Karl Artur Leonid Kubbel (Леонид Иванович Куббель; 1891 or 1892 – 1942) was a Russian composer of chess endgame studies and problems.

== Life ==
Kubbel was born in Saint Petersburg at the end of 1891, or beginning of 1892 and died in the same city (then called Leningrad) on 18 April 1942. He was christened Karl Artur Leonid, but dropped the first two names around the time of the 1917 Russian Revolution.

He composed more than 1500 endgame studies and chess problems, many of which were awarded first prize for their great beauty and original conception. He was also a fairly strong over the board player finishing 5th in Leningrad championships on 2 occasions (1929, 1930). He is generally considered one of the greatest of all endgame composers. He was a chemical engineer by profession.

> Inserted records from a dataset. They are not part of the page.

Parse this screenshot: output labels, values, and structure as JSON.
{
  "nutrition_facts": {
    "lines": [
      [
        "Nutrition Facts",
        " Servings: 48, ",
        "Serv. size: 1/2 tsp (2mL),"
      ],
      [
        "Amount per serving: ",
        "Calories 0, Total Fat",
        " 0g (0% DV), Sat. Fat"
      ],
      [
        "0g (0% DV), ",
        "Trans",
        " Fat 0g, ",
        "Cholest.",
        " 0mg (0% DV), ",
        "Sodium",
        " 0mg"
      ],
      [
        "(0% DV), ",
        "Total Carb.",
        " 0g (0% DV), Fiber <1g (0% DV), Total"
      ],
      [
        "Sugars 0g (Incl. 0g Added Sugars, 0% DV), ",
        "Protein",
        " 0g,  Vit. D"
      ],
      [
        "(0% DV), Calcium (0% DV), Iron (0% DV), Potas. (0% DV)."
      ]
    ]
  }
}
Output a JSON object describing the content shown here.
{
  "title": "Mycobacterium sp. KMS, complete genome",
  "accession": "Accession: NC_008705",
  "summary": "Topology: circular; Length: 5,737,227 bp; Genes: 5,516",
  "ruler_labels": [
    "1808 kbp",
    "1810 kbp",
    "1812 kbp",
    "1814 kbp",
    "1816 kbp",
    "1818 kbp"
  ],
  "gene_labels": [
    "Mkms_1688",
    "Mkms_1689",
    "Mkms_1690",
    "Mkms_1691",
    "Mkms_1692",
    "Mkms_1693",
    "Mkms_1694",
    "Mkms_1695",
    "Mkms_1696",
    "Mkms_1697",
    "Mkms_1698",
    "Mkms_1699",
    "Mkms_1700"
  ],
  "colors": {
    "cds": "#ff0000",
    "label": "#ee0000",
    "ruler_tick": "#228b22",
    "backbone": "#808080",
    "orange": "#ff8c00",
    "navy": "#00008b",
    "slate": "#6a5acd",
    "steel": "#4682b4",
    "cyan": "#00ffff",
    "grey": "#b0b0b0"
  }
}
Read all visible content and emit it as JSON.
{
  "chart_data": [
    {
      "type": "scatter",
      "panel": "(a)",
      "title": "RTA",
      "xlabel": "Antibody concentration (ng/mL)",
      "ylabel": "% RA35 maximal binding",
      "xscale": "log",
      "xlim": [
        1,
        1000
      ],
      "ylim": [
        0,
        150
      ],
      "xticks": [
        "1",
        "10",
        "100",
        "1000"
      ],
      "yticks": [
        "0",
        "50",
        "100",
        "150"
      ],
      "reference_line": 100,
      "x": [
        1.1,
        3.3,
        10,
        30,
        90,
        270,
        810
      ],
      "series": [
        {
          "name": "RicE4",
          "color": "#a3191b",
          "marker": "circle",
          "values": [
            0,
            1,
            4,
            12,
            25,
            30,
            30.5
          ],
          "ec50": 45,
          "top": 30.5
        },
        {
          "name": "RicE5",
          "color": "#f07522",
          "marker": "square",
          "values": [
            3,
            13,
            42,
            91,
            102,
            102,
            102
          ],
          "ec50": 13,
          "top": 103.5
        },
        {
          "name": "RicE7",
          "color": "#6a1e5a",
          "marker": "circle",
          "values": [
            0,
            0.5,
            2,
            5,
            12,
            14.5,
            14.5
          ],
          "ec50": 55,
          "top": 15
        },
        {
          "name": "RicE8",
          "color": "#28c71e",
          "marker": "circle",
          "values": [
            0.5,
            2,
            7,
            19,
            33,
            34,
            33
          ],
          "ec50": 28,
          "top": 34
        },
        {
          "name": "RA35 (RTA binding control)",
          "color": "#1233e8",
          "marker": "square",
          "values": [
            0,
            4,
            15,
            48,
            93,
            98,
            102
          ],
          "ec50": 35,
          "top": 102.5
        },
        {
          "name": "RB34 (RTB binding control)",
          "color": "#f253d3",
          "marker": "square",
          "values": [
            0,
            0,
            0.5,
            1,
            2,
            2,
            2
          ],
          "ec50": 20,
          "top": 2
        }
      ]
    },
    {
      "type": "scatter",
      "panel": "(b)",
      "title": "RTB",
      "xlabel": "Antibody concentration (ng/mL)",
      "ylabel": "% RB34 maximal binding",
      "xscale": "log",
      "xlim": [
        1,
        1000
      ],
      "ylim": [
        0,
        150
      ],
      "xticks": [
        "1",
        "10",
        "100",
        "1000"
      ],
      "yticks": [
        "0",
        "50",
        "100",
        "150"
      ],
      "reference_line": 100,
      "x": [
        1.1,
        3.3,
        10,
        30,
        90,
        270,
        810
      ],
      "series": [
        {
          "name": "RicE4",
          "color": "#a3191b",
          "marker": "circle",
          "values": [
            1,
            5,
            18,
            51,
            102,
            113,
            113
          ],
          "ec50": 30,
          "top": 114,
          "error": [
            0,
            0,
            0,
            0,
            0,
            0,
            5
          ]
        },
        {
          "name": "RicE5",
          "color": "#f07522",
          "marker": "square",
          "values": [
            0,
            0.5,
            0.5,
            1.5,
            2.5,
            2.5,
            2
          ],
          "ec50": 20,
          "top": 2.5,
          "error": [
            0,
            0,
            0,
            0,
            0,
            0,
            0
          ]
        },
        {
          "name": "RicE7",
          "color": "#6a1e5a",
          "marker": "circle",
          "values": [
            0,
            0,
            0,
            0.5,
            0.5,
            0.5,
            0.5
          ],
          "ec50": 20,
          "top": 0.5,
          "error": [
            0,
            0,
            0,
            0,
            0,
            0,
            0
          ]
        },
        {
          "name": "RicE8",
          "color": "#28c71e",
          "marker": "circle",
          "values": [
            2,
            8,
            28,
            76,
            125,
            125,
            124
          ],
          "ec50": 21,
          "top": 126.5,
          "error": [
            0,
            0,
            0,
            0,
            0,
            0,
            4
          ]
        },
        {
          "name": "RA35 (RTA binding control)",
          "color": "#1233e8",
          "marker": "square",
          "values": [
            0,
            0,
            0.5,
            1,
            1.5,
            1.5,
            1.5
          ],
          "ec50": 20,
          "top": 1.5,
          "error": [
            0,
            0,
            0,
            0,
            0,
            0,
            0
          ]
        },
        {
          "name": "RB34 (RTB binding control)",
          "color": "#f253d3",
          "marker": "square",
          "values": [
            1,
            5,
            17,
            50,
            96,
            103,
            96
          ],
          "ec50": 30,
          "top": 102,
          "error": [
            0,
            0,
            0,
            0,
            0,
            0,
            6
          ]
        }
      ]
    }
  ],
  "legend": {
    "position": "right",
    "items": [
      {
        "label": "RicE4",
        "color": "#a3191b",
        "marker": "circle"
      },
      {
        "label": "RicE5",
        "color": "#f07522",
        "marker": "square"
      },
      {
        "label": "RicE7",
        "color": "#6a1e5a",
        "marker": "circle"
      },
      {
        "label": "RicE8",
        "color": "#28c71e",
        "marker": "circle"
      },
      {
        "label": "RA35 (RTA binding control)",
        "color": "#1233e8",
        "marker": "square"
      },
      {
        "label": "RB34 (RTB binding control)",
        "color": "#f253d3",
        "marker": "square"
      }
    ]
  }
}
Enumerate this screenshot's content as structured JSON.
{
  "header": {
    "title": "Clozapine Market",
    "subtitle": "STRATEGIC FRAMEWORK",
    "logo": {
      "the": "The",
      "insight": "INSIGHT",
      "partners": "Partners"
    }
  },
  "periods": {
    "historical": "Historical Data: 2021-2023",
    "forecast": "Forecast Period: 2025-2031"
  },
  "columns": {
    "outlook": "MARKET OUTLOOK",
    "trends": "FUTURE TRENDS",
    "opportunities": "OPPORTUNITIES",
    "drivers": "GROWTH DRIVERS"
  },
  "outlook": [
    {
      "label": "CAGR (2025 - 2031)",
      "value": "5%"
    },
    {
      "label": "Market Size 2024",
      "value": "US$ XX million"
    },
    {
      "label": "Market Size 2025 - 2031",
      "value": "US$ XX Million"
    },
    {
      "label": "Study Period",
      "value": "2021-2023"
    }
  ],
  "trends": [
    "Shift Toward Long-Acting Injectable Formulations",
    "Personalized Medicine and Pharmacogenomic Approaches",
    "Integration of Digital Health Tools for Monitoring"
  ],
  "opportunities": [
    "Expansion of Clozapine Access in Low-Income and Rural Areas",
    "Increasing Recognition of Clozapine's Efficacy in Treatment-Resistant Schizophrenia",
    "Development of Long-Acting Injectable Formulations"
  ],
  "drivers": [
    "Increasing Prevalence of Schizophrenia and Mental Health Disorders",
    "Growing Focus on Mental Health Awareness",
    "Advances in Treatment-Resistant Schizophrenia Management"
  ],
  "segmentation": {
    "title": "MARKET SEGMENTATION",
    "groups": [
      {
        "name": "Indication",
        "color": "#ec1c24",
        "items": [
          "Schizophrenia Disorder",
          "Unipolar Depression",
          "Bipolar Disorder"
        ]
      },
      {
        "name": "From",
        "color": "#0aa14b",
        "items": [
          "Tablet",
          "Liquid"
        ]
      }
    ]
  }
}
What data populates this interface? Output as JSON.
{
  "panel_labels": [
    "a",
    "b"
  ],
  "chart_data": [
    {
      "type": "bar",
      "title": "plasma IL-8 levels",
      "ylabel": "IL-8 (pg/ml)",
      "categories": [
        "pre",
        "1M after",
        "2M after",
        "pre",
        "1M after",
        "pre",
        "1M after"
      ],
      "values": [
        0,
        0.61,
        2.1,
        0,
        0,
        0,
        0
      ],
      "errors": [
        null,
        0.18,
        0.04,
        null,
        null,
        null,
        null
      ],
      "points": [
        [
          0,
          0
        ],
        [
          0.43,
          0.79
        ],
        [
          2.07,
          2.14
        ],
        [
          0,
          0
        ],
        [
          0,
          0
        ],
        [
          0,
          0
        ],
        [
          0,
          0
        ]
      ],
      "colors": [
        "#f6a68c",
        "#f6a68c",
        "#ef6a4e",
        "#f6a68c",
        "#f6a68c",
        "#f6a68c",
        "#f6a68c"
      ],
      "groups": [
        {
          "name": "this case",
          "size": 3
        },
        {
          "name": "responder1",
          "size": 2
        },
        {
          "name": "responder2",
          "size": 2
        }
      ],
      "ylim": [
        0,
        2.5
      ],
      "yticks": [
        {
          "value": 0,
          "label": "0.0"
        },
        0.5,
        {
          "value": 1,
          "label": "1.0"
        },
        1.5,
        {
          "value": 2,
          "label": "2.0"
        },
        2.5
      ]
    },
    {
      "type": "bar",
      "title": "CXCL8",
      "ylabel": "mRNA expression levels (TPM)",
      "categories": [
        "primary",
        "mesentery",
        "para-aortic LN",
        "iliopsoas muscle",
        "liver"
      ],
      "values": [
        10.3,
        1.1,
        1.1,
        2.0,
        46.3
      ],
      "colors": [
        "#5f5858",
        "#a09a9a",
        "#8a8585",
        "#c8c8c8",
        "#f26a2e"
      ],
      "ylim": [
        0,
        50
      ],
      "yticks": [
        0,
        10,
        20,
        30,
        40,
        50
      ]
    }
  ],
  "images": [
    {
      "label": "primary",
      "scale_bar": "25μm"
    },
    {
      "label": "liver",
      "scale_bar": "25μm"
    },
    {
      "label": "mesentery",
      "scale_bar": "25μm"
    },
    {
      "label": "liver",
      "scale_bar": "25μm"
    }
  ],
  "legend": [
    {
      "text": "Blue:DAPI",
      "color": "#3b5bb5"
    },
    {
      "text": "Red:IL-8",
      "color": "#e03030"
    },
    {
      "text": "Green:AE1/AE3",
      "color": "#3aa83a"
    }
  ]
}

Leonid's brothers, Arvid and Evgeny, were also chess players. Arvid Kubbel was a strong over-the-board master, having played in the first four USSR chess championships, while Evgeny was himself an endgame composer.
Both Leonid and Evgeny Kubbel died of starvation in 1942 during the Nazi siege of Leningrad, while Arvid was executed by the NKVD in 1938.

== A study by Leonid Kubbel ==
This is one of Leonid Kubbel's many masterpieces. The Black a-pawn apparently cannot be stopped from promotion, after which the game would be lost for White; however, a subtle plan avoids defeat and checkmates the black king. Video analysis of this study can be found .

Solution:
- 1. Nc6!! (threatens Nb4+, blocking the a-pawn) Kxc6
- 2. Bf6 Kd5
- 3. d3 a2
- 4. c4+ Kc5(4....dxc3 5.Bxc3 is a simple technical win)
- 5. Kb7! a1=Q (if 5...Kd6 or 5... Kb4 then 6.Bxd4 stopping the pawn)
- 6. Be7 checkmate.

== Works on Leonid Kubbel ==
- 25 ausgewählte Endspielstudien von Leonid Kubbel (German), Jan van Reek, 1996.
- Leonid Kubbel’s Chess Endgame Studies, TG Whitworth, 2004.
- Леонид Куббель (Russian), J. Vladimirowitsch and Y.Fokin, 1984.